Caroline – 4. You’ve mentioned that muscle imbalances are more complicated than those that can be fixed by what we traditionally call Corrective Exercise…will you explain the difference?

Rick – I find that corrective exercise is not comprehensive enough to deal with muscle imbalances. Most corrective exercise systems focus on self-massage, activation, stretching, and integration. These certainly do help, but they don’t solve all the problems. I have expanded on corrective exercises and incorporated 10 specific techniques to address muscle imbalances.

Caroline – 5. Okay, so I understand how MIR2 is invaluable to a trainer to help them work with injured clients and to prevent injuries and imbalances in healthy clients.  Will you explain how MIR2 helps trainers help clients bust through fitness plateaus?

Rick – Muscle imbalances lead to clients not getting the most out of an exercise.

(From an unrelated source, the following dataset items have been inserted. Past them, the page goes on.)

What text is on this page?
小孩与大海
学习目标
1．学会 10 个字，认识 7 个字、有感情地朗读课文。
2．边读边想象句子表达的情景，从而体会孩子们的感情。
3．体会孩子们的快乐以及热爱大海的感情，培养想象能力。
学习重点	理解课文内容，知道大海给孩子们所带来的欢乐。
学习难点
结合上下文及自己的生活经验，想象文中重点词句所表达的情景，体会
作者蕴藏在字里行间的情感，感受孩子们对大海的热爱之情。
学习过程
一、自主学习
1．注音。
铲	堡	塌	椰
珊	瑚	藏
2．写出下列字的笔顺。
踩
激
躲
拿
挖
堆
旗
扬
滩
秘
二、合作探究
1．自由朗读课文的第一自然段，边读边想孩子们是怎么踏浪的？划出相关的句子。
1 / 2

If a client has muscle imbalances in their ankle, knee and hip, this will result in any exercise involving squats or lunges being less effective. When the exercise is less effective, results decrease.

If you can address muscle imbalances, your clients will get more out of the exercise and that will help your clients bust through fitness plateaus.

It sounds simple because it is.

Caroline – 6. Can MIR2 be used in group training settings, like boot camps?

Rick – Yes! Numerous boot camp instructors have benefitted from MIR2.

What MIR2 gives them is:

1) Exercises that they can put in their bootcamps that will help all of their campers overcome muscle imbalances.

2) Quick ways of assessing their campers in order to highlight muscle imbalances.

3) A method to show the issues that can be slowing down their clients results.

Caroline – 7. Is there anything else you would like my readers to know?

Rick – There is so much more trainers can do to help people than just reduce fat. If you have a tool that allows you to address muscle imbalances, you will see better and more results for your client.  It will also allow you to show that you can help people with their aches and pains. This leads to setting you apart from the rest, getting more clients, and making more money.

Thanks, Rick for the great information on bootcamps and muscle imbalances!